Although the Boers made the most of their qualities, their unconventional tactics, hunting habits and mobility do not fully explain the heavy British losses. Like the Boers, the British used single-shot breech-loading rifles (the Martini-Henry), but they were, unlike the Boers, professionals and the British Army had fought such mobile armies as the tribes of northern Afghanistan in difficult terrain. Much of the defeat can be attributed to the British command and Major-General Sir George Pomeroy Colley, in particular the lack of tactical intelligence and poor communications. At Laing”s Nek, Colley not only underestimated the numbers of his opponents, but he was also misinformed and surprised by the strength of his opponents” attack. The confrontation at Ingogo was probably unwise, knowing that reinforcements were on the way and that Colley had already had experience of fighting with the Boers. In fact, the question can be asked whether the convoy should have been sent knowing that it was highly vulnerable to attack and whether it was necessary for Colley himself to lead the expedition. Colley”s decision to attack Majuba Hill during the discussions and the truce was seen as an inappropriate move because of the lack of strategic value of such an action, as the top of the hill was within Boer range. Once the Battle of Majuba Hill began, Colley”s command and understanding of the situation deteriorated, including sending confusing heliograph messages to Mount Prospect, first requesting reinforcements and then announcing the Boer retreat. Unfortunately, the consequences of this poor command, intelligence and communication resulted in the deaths of many British soldiers.
The British government under William Gladstone was conciliatory and realized that any further action would require a considerable reinforcement of troops for a war that would prove risky and costly. Not wishing to prolong this distant war from which they did not think they could gain much (the Transvaal had no known mineral or other resources at the time, being a country of agriculture and livestock), the government declared a truce.

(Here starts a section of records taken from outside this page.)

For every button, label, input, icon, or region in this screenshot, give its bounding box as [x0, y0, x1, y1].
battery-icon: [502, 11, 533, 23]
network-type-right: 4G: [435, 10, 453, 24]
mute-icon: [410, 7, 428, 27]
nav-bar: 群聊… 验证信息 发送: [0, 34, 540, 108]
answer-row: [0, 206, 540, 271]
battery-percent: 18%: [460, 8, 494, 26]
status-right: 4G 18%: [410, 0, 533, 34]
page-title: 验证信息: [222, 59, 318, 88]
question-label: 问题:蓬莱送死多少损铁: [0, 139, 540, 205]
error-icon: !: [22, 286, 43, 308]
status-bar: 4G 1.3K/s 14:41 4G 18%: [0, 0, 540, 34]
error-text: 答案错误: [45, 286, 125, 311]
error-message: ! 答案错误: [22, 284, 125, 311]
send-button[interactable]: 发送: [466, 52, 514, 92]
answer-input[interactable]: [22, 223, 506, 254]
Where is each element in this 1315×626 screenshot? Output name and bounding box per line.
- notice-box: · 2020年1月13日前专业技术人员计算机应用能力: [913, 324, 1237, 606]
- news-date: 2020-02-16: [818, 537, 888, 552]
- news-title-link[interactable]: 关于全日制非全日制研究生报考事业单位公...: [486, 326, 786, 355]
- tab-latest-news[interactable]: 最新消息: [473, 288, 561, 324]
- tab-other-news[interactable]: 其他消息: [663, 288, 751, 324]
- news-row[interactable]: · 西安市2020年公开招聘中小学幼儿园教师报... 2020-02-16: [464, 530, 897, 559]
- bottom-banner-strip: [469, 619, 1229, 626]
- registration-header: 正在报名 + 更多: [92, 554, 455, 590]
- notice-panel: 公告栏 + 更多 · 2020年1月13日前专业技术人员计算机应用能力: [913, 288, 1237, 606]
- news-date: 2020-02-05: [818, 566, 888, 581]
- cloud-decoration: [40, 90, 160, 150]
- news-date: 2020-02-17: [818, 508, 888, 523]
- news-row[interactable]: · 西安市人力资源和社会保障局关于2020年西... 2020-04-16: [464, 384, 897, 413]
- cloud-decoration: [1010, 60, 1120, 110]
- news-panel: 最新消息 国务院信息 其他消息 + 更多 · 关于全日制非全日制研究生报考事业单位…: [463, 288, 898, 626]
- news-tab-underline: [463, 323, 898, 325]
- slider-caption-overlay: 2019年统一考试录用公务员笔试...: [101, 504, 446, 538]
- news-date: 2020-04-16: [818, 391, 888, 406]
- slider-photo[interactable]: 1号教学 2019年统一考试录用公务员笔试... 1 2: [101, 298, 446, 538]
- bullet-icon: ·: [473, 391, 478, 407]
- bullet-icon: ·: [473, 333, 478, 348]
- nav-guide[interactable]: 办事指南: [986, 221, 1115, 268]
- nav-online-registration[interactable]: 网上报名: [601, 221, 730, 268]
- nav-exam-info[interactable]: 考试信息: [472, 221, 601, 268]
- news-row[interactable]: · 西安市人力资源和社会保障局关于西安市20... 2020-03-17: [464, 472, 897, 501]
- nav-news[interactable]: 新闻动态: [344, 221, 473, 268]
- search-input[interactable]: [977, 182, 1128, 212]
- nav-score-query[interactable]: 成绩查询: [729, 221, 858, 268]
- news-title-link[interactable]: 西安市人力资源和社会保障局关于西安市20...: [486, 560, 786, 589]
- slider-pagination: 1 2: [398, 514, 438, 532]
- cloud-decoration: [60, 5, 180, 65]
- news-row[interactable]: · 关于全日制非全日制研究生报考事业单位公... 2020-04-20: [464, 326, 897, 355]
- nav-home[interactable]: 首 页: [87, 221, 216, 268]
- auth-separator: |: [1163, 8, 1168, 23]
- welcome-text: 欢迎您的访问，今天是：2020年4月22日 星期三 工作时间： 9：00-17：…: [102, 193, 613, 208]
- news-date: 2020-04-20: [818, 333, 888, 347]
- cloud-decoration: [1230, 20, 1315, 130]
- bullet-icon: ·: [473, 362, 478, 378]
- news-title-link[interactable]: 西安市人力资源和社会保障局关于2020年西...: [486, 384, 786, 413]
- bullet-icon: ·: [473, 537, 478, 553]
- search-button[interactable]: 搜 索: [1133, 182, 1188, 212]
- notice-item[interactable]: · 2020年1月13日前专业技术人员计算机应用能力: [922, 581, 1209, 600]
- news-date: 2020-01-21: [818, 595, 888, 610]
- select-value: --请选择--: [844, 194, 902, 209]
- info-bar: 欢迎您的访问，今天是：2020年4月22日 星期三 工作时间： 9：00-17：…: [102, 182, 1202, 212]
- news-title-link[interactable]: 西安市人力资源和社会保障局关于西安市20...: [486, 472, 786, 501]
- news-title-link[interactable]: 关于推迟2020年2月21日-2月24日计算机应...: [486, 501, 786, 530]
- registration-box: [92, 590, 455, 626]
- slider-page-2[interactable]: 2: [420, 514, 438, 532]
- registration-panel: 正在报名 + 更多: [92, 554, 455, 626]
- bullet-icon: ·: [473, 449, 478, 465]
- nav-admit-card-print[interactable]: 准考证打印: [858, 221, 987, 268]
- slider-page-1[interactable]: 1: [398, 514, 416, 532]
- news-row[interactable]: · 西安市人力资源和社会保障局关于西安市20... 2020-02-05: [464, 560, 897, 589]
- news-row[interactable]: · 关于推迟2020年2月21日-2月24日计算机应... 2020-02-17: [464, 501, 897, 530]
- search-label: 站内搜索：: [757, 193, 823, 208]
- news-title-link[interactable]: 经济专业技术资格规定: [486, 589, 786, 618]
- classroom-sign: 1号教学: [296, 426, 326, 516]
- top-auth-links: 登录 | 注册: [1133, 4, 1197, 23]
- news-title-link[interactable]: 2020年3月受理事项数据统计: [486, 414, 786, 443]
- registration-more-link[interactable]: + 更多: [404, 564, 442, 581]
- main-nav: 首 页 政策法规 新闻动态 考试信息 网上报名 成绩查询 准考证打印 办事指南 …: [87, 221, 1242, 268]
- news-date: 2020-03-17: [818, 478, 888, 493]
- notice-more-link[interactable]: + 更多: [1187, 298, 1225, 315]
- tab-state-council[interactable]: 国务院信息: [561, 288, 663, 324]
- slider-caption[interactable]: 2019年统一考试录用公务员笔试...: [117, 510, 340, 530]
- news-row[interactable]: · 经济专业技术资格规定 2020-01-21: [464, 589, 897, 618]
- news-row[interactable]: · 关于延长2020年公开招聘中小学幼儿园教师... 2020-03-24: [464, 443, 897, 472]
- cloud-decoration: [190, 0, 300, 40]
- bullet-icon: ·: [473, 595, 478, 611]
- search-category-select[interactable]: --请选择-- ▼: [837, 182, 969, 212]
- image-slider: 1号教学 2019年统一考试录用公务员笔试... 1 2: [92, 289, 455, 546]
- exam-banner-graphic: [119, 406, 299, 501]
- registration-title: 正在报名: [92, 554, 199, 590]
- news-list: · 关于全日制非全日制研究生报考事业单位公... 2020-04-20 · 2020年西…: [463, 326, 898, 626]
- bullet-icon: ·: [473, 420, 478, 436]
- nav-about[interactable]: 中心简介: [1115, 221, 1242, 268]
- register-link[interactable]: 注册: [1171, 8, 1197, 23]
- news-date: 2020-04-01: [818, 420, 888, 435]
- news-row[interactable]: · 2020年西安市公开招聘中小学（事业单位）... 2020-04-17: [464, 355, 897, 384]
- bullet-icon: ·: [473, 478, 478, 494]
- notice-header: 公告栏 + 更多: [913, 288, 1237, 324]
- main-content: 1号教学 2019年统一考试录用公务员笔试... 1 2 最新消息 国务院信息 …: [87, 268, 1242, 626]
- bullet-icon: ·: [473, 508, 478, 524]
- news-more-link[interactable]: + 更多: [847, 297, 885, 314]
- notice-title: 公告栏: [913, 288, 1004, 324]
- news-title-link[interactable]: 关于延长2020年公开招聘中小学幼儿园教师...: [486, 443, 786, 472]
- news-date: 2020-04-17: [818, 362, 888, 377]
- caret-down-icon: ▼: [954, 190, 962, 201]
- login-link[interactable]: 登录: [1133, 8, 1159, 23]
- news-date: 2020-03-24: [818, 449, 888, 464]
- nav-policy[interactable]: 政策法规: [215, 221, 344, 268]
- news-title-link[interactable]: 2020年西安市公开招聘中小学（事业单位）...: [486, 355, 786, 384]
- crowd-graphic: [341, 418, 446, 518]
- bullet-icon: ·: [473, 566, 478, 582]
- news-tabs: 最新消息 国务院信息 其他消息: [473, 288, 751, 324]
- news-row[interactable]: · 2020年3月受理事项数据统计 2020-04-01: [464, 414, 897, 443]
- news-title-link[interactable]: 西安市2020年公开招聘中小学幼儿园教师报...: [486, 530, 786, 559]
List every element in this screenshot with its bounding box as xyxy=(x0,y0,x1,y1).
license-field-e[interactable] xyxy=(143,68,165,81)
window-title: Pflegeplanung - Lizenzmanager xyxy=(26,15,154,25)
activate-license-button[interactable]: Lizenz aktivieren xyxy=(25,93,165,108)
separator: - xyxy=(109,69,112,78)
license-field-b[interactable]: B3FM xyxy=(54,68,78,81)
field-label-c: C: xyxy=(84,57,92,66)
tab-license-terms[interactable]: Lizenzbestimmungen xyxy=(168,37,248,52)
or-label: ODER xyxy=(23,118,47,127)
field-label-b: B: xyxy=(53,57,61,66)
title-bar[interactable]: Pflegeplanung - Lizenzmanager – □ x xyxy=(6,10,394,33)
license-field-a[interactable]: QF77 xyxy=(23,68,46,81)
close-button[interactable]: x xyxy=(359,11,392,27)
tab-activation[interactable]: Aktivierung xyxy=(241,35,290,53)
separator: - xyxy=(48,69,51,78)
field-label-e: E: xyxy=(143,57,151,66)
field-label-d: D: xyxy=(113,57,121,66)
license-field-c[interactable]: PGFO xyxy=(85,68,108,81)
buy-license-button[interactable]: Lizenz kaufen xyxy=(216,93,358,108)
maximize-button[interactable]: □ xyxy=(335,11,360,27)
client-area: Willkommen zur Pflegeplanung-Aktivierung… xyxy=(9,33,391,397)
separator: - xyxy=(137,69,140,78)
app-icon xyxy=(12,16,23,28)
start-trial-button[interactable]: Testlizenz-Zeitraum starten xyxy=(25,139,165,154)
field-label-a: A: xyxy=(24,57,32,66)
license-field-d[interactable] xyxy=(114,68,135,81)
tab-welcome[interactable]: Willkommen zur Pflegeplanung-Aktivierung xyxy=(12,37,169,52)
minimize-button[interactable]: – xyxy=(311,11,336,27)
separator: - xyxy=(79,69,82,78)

Under instructions from the British government, Sir Evelyn Wood (who replaced Colley following his death on February 27, 1881) signed the armistice ending the war and a peace treaty was signed with Kruger at O”Neil”s Cottage (a few hundred yards south of Majuba Hill – 27° 30′ 03″ S, 29° 51′ 24″ E) on March 6. By the final peace treaty of March 23, 1881, the British granted governing independence under a notional British trusteeship, with the Boers nominally accepting the Queen”s law and British control over African affairs and native territories. A three-man commission drew up the Pretoria Convention of August 3, 1881, which was ratified on October 25, 1881 by the Transvaal Volksraad (Transvaal Parliament). This led to the withdrawal of the last British troops.
In 1884, the London Convention restored full sovereignty to the reorganized Transvaal in its original form as a republic of South Africa.
In 1886, another important mineral resource was discovered about 50 kilometers south of Pretoria, in a hilly area called the Witwatersrand (literally “the White Water Range”), which turned out to be the world”s most important gold vein. It was the reason for the creation of the city of Johannesburg. Less rich than the Canadian and Australian lodes, the exploitation of Witwatersand proved to be the most profitable.
In 1899, when tensions culminated in the outbreak of the Second Boer War, the issue of gold led to further investment by the British Empire and increased costs of the war to achieve victory.